Au 17ème siècle, Baume a compté parmi ses abbés Jean de Watteville, un des personnages les plus extraordinaires du temps s’il faut en croire les Mémoires de saint Simon, et dont les nombreuses aventures sont encore enrichies par la légende.
Watteville suit d’abord la carrière des armes. Maître du cap du régiment de Bourgogne dans la campagne du Milanais, il tue en duel un gentilhomme espagnol au service de la reine d’Espagne. Obligé de fuir, il se cache à Paris. Un sermon sur l’enfer, entendu par hasard dans une église, le convertit. Le soudard se fait capucin, puis chartreux à l’abbaye de Bonlieu. La vie monacale devient vite insupportable à Watteville.
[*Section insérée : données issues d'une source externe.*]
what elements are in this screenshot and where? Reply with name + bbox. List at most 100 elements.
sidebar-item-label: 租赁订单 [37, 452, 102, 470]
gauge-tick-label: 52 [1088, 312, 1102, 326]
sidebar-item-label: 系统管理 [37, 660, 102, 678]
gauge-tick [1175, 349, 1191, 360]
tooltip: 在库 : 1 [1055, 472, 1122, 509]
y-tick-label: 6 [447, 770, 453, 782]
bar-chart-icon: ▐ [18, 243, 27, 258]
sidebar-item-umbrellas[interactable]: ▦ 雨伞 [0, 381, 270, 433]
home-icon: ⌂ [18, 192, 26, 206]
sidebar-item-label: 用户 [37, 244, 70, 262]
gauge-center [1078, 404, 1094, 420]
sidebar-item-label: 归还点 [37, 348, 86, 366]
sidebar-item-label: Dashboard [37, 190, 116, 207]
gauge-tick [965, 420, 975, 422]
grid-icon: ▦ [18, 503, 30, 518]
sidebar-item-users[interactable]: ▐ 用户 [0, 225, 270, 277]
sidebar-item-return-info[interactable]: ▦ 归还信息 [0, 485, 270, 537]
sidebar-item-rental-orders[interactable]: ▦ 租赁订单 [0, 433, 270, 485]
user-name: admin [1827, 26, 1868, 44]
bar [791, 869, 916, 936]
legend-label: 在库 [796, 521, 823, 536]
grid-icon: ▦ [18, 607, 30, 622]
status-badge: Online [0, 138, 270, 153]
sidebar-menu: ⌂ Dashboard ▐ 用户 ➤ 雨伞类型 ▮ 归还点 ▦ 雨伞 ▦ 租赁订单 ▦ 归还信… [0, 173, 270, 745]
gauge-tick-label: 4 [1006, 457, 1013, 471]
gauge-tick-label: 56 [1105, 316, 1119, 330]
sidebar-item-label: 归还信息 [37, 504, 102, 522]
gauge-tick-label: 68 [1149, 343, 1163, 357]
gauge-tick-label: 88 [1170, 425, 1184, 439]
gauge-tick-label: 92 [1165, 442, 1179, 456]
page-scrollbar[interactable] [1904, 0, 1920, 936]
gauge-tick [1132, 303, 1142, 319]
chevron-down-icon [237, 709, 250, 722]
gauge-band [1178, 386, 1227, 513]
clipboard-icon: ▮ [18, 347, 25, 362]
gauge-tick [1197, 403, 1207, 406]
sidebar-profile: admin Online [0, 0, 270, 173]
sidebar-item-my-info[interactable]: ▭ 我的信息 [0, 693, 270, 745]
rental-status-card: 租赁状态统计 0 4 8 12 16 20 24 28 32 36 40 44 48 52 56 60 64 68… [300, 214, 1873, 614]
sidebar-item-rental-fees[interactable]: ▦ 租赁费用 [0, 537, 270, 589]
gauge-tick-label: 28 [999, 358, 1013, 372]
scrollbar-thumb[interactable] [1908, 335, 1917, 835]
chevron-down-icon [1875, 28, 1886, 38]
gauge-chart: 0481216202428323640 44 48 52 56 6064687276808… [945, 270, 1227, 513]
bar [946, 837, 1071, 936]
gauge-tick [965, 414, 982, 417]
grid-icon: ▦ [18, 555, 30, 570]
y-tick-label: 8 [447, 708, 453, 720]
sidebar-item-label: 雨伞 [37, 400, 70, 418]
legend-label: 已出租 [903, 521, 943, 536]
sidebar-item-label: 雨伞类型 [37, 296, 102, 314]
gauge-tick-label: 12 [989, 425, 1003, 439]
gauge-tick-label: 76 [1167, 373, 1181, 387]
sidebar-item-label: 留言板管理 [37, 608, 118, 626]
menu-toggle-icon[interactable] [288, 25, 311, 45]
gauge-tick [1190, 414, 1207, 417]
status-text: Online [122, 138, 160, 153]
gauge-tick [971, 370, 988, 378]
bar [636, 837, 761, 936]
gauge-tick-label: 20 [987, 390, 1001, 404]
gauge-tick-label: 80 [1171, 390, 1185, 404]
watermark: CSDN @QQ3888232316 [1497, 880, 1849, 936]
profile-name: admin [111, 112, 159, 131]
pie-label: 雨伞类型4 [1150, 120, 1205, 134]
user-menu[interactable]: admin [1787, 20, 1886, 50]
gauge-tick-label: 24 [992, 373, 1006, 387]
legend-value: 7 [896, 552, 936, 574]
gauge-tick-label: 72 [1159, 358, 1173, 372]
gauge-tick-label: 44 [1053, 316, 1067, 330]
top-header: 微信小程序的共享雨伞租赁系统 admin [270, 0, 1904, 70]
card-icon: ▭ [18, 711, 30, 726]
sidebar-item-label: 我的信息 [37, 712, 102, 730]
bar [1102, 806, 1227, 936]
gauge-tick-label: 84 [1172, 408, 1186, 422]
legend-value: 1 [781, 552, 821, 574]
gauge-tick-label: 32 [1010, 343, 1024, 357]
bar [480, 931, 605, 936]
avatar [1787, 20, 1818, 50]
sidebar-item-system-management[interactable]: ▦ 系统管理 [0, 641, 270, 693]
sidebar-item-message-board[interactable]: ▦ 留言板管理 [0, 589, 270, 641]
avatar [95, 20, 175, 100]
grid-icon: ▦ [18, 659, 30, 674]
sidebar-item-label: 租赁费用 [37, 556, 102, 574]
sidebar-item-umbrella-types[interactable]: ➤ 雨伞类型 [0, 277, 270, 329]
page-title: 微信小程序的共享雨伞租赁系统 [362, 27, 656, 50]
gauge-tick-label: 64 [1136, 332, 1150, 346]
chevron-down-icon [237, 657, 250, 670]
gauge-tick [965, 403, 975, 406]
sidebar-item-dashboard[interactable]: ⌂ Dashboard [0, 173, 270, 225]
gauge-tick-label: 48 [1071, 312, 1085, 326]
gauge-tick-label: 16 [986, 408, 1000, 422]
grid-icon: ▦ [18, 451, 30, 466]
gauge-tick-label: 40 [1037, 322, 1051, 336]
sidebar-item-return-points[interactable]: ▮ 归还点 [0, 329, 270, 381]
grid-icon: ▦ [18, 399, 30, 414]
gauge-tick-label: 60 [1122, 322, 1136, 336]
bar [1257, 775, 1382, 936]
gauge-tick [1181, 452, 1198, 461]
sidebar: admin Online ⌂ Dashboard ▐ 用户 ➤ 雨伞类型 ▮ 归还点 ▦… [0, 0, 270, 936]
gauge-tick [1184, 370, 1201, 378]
Surpris par le prieur alors qu’il franchit le mur pour s’enfuir, il l’abat d’un coup de pistolet, prend le large et après maintes aventures, franchit les Pyrénées. Nouveau duel : un grand d’Espagne reste sur le terrain. Fuite à Constantinople. L’ancien moine se fait mahométan, met ses talents militaires à la disposition du Grand Turc, devient pacha puis gouverneur de Morée.
Après plusieurs années passées sous le turban, entouré d’un harem amplement fourni, notre homme s’abouche avec les Vénitiens qu’il a reçu mission de combattre : si on lui assure l’absolution du pape pour ses crimes passés et l’abbaye de Baume comme bénéfice, il est prêt à livrer ses troupes. Le marché est conclu et exécuté. Le pacha, re-tonsuré, même ses moines comme des soldats. Une anecdote le montre toujours impétueux. Pour atteindre, de Crançot, le fond du cal, on utilisait une série d’échelles. Un jour, Watteville les fait remplacer par un escalier, taillé dans le roc, qu’on a continué d’appeler Echelles de Crançot. Voyant ses religieux prendre mille précautions pour ne pas se rompre le cou, sur ces degrés abrupts et glissants, l’abbé, impatienté, fait venir sa mule, l’enfourche et lui fait descendre les marches, tandis qu’il couvre d’injure les poltrons.
Quand Louis XIV envahit la Comté, Watteville, qui a mesuré les chances françaises, offre ses services au roi. Par sa faconde, son habileté, ses intrigues, il fait capituler, sans coup férir, les dernières résistances (Gray, Ornans, Nozeroy) et contribue à transformer la campagne de 1668 en promenade militaire. Après la paix de Nimègue (1678) rentré dans son abbaye, il y mène la vie de grand seigneur. Cette vie agitée se termine en 1702 à l’âge de 84 ans.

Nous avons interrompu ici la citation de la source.